Первые эксперименты Лысенко достигли некоторого успеха. Они были осуществлены в 1927–29 гг. на Украине и пришлись как раз кстати партийному руководству, обеспокоенному состоянием зерновых и искавшему некую панацею, которая должна была дополнить начинавшуюся коллективизацию. Они не хотели терять время на дальнейшие эксперименты, которые должны были бы подтвердить правильность теории. Как заявил один из сотрудников Лысенко, “когда Ленин устанавливал в России советскую власть, он не согласился оставить на Украине гетмана Скоропадского, чтобы посмотреть, чья власть лучше”. Без дальнейших церемоний яровизация была рекомендована для широкого применения, и при посредстве номенклатурной системы все больше и больше агрономов и партийных работников начали широко ее применять.
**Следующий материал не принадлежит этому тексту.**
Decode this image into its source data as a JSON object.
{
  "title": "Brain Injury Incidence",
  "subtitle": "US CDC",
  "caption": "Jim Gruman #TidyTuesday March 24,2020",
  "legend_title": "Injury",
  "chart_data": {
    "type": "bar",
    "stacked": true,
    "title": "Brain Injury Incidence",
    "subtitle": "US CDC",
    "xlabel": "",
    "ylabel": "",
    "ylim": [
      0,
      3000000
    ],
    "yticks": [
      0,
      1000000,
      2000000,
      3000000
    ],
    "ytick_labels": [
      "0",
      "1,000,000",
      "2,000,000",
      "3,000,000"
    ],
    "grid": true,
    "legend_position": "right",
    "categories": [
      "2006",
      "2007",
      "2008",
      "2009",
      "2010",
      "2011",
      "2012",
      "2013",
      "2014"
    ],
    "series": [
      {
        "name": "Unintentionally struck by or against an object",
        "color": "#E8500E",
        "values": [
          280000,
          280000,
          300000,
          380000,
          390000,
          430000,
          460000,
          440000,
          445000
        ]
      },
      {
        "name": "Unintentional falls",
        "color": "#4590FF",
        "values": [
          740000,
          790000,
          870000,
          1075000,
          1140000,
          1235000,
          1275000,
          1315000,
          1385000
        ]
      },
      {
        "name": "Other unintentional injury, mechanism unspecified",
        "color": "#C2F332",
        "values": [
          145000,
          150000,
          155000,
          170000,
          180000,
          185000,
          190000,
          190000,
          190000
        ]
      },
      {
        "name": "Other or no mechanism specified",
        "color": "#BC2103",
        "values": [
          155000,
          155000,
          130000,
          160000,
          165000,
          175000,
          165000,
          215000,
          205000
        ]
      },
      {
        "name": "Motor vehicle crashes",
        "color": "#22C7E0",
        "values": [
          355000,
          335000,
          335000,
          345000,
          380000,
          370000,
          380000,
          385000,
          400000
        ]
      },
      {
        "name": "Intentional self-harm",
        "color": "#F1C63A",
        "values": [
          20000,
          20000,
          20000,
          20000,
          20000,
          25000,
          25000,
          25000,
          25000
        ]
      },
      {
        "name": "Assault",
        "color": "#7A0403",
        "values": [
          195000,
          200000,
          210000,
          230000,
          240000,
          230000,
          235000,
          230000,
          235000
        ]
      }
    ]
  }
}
Однако академический мир, в основном, сопротивлялся Лысенко, считая его идеи сомнительными. Центром этого сопротивления стал Институт растениеводства. Директор этого института Н. И. Вавилов, большую часть своей сознательной жизни провел, собирая и изучая колоссальное разнообразие видов растений с целью перекрестного опыления для селекции высокопродуктивных и устойчивых к болезням гибридов. По иронии судьбы сам Вавилов был ярым социалистом. Он верил только в широкомасштабные эксперименты и считал, что только социалистическая система может гарантировать ресурсы для их проведения и организации. Его работы основывались на менделевской генетике, в научном отношении обоснованной куда лучше.
Но в 1938 г. Лысенко благодаря партийной системе назначений стал президентом Всесоюзной академии сельскохозяйственных наук им. В. И. Ленина. Таким образом, он стал высшим судьей по всем этим вопросам. Он и его сотрудники усвоили сталинскую технику наклеивания ярлыков и принялись поносить Вавилова и других своих оппонентов как “вредителей”, “троцкистов” и “кулацких прихлебателей”. Это привело к вожделенным результатам — в 1940 г. Вавилов был арестован и обвинен в шпионаже в пользу Британии и саботаже в области сельского хозяйства. Позже он умер в лагере.